Before last season, Greenway signed a five-year, $41 million contract extension that had $20 million guaranteed. Along with Adrian Peterson's massive extension, it locked up the team's leaders on offense and defense for the foreseeable future.
In both cases, the players with the big new contracts hardly rested on their riches. Each of them committed to playing to the level of their contract.
Off the field, Greenway said he has become more comfortable with the mantle of defensive leader.
"I think it's just the role that you meld yourself into and biding my time behind those guys that I played behind – E.J. (Henderson) and Ben (Leber) and then kind of worked my way into that position. I think it's something you take pride in," Greenway said. "Obviously you come out here and lead by example, but you have to be a little bit vocal sometimes, too, and that's the part I wasn't doing as much, just being vocal and trying to let my voice be heard a little bit more."
Frazier attests to the results there.
"He's much more vocal now than in the past," Frazier said. "In the past he kind of let other people take the lead when it came to encouraging a guy or really chastising a guy for whatever it may be. He's not afraid to do that anymore, or reluctant to do it is probably a better word. That has helped our football team."
The Vikings defense appears to be better for it, and for other reasons. Despite a youth movement in the secondary, they appear better equipped to handle a solid passing game than they have in the recent past, and the health of the players in the secondary has contributed to improvements there, too.
But when it comes to tackling running backs and tight ends near the line of scrimmage, that has been Greenway's domain. League tackling stats differ from team stats, and the Vikings credit Greenway with 176 tackles, based on coaches' film review. That's 65 more than the next closest person on the team – rookie safety Harrison Smith. Greenway also has five quarterback hits and three sacks, both of those number tying for best on the team among non-defensive linemen.
Greenway admits this is likely his most productive season as a pro.
"I think so. I think if you look at the numbers it probably is. I've just been trying to be consistent, be the same guy every year and let the numbers fall where they may," he said. "Just trying to be the guy inside and out each game and be there for my guys."
In two of the last three games, Greenway had a season-high 14 unassisted tackles. Last Sunday against St. Louis, he also had a tackle for a loss, a sack and a pass defensed.
"He's had a great season all the way through, but his activity on Sunday, the sack that he got, the hits on the backs, he just was all over the place," Frazier said.
According to the team statistics, Greenway has already eclipsed his previous season high for tackles (174 last year) and still has two games to play.
Despite what is already his career-best season, Greenway says there wasn't any specific technique he concentrated on improving during the offseason. Rather, it had more to do with pushing back against the team's losing ways the last two years.

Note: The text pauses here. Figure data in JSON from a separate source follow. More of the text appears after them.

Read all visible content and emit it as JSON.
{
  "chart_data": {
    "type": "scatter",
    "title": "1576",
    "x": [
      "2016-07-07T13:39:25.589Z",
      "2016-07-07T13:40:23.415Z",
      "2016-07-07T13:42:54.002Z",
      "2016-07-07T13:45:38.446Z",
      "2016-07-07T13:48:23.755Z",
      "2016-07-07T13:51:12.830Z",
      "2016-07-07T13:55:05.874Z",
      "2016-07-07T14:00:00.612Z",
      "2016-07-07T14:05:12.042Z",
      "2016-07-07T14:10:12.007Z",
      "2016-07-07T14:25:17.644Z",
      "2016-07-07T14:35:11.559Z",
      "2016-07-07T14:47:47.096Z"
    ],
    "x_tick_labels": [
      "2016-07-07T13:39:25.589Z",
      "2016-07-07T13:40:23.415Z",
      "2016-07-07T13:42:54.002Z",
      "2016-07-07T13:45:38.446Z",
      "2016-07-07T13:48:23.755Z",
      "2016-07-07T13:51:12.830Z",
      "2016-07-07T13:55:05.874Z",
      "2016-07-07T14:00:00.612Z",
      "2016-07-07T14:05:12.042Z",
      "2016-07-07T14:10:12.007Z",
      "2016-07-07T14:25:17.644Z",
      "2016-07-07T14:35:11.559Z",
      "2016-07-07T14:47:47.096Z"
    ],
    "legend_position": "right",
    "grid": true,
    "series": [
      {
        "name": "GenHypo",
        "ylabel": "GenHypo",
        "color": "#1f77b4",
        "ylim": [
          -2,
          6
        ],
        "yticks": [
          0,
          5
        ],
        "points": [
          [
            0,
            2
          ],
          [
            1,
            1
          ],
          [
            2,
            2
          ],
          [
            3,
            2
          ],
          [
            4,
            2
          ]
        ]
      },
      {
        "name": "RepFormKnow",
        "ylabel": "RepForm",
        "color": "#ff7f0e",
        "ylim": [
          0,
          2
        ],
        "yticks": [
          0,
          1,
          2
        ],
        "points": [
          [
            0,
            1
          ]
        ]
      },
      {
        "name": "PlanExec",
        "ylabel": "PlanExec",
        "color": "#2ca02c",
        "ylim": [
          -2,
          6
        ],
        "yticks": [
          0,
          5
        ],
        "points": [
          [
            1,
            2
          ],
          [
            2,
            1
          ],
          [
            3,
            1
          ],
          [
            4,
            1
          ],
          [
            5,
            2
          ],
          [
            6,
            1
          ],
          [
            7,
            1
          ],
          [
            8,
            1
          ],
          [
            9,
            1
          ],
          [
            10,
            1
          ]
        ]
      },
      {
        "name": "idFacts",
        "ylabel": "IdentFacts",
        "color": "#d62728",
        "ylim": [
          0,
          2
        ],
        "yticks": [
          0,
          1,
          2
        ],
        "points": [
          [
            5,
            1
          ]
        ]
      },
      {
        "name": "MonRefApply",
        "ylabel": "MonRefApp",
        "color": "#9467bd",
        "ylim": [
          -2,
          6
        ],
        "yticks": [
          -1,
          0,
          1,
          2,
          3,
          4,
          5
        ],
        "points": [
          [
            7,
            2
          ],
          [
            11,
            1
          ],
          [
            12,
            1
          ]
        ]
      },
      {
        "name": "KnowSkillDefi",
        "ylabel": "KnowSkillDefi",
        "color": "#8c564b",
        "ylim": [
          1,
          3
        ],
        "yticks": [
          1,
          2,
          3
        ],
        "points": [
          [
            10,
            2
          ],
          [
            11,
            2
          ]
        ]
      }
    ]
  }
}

"Having fun. Just having fun, playing ball. That was it. Technique-wise, I know I'm capable of being one of the best in the league at 4-3 outside linebacker," he said. "It was more about going out and doing it and letting loose and playing, and I think I've done it."
Greenway reached a professional first last year when he was a Pro Bowl alternate. This year, he was fourth in fan voting among NFC linebackers last week, with the votes from players and coaches still left to be counted.
While Greenway would rather get his team to the playoffs, the Pro Bowl bid helps, to some degree, solidify his talents to himself.
"Probably in some ways. It doesn't make or break your career obviously, but it's certainly nice to get an accolade like that, even if I was an alternate," he said. "It is what it is, you just go out there and play and have fun. It's more important to have your teammates rely on you each week."
With his increased leadership, that's happening more often these days, too.